There are significant costs associated with educating your children. These include buying food or clothes, covering the cost of changes to your own working pattern or sending your children to a school.
Historically, education inflation runs at about 3% per year above the inflation figure in Uganda. Therefore, the cost of education is generally increasing at a more rapid pace than our salaries.
The money you spend on your child’s education could be one of your family’s biggest expense.
Starting early is one way you can maximize the amount of savings that is available to you. Even if your child is older, it doesn’t mean that it is too late to start. A small amount every month adds up over time.
Starting to save early will help your children have a high quality learning experience.
Do the calculations
It is also important to work out the calculations early. Estimate how much you will need, based on how old your children are.
Do you want to send them to a private school or a government –aided one? Are saving for their primary, secondary or tertiary education? Or is it a combination off all?
For example, if you send 2 children to a private, which charges an average of sh2m per year for each child, by the time they complete school, you will have spent shs24m on only school fees.
And that is on top of extra costs, such as uniform and trips. Investments, such as savings and fixed deposit accounts, are one way to set aside money for your children’s education.
Parents should consider how accessible the funds are, the interest rates offered and the time.
Different commercial banks have packages for parents desiring to save for their children.
However, saving need not be restricted to a bank account. Cash in the bank is good for a rainy day, but it may not be the most effective vehicle for long –term goals, given that in the current low -interest rate environment, the return on cash barely matches inflation over time.
These are funds that are set aside for children’s education. If you are considering an education fund, you should ensure it fits your long-term financial plan.

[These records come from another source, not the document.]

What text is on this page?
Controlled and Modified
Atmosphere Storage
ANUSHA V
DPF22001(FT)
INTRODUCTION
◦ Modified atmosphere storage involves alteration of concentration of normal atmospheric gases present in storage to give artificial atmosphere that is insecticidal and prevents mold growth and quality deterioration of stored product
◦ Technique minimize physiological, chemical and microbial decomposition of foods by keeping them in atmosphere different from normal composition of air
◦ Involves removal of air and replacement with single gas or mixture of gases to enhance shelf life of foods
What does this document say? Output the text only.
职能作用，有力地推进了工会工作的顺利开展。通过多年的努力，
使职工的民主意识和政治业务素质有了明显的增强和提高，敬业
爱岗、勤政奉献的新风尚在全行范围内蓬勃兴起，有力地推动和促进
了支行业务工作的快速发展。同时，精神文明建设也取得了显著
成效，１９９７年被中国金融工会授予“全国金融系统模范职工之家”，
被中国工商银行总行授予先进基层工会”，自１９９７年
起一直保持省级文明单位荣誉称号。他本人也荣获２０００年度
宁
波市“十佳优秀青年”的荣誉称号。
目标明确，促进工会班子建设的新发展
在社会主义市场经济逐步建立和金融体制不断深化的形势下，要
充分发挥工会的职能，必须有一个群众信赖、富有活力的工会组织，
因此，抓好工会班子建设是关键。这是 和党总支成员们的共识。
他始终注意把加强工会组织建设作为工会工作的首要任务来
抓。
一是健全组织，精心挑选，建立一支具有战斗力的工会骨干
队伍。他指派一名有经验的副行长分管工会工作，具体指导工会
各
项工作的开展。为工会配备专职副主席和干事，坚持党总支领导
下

Parents or grandparents can use life insurance to fund their children’s grandchildren’s post-secondary education by building up and then tapping into the excess cash value with an insurance policy.
Open an account for them
Finally you can help your children understand the concept of saving by opening an account of their very own in their name. This will help to teach them the value of money and how regularly depositing to an account can grow their savings.
Many parents wonder how much they should save for their children’s education. They also wonder how soon they should get down to the saving. But the answer is simple: save early, earn more. Small savings each year will translate into substantial savings later.